Methods and results: A recombinant, replication-defective adenovirus modified to include an expression cassette for nucleus-targeted beta-galactosidase was introduced into rabbit iliac arteries in vivo using either a double-balloon catheter (DBC, n = 27) or a hydrogel-coated balloon catheter (HBC, n = 27). Contralateral arteries-normal, endothelium-denuded, or sham-transfected with a control adenoviral vector-served as controls. beta-Galactosidase expression was assessed by X-Gal staining. Cell-transduction efficiency was measured by morphometric analysis. Polymerase chain reaction (PCR) and histochemistry were used to detect the presence and/or expression of viral DNA in remote organs.
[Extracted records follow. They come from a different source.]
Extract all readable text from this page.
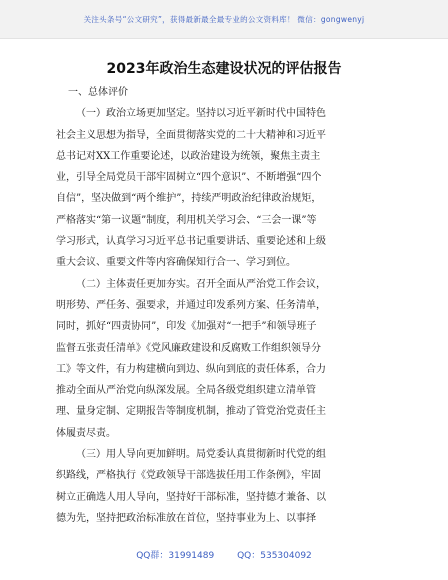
关注头条号“公文研究”，获得最新最全最专业的公文资料库！ 微信：gongwenyj
2023年政治生态建设状况的评估报告
一、总体评价
（一）政治立场更加坚定。坚持以习近平新时代中国特色
社会主义思想为指导，全面贯彻落实党的二十大精神和习近平
总书记对XX工作重要论述，以政治建设为统领，聚焦主责主
业，引导全局党员干部牢固树立“四个意识”、不断增强“四个
自信”，坚决做到“两个维护”，持续严明政治纪律政治规矩，
严格落实“第一议题”制度，利用机关学习会、“三会一课”等
学习形式，认真学习习近平总书记重要讲话、重要论述和上级
重大会议、重要文件等内容确保知行合一、学习到位。
（二）主体责任更加夯实。召开全面从严治党工作会议，
明形势、严任务、强要求，并通过印发系列方案、任务清单，
同时，抓好“四责协同”，印发《加强对“一把手”和领导班子
监督五张责任清单》《党风廉政建设和反腐败工作组织领导分
工》等文件，有力构建横向到边、纵向到底的责任体系，合力
推动全面从严治党向纵深发展。全局各级党组织建立清单管
理、量身定制、定期报告等制度机制，推动了管党治党责任主
体履责尽责。
（三）用人导向更加鲜明。局党委认真贯彻新时代党的组
织路线，严格执行《党政领导干部选拔任用工作条例》，牢固
树立正确选人用人导向，坚持好干部标准，坚持德才兼备、以
德为先，坚持把政治标准放在首位，坚持事业为上、以事择
QQ群：31991489	QQ：535304092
Transgene expression was detected in all cases (46 of 46) between 3 and 14 days after transfection but was in no case detectable 28 days after transfection. In the DBC group, transgene expression was limited to endothelial cells when the endothelium was left intact and to rare medial cells (< 2.2%) when it had been removed. In contrast, HBC delivery resulted in transduction of up to 9.6% of medial smooth muscle cells (P = .0001). Optimized PCR and histochemistry failed to detect evidence of extra-arterial transfection except in a small number of cells (between 1 in 3 x 10(2) and 1 in 3 x 10(5) cells) in the livers of 2 animals in the DBC group.
Conclusions: (1) Efficient, adenovirus-mediated, arterial gene transfer to endothelial and/or smooth muscle cells is feasible by percutaneous, clinically applicable techniques. (2) Consistent transfection of medial smooth muscle cells may be achieved when the endothelial layer is abraded. (3) Medial transfection is more efficient when an HBC, rather than a DBC, is used. (4) Percutaneous delivery of the adenoviral vector via HBC results in site-specific arterial gene transfer. Very-low-level extra-arterial transfection may occur, however, when the DBC is used.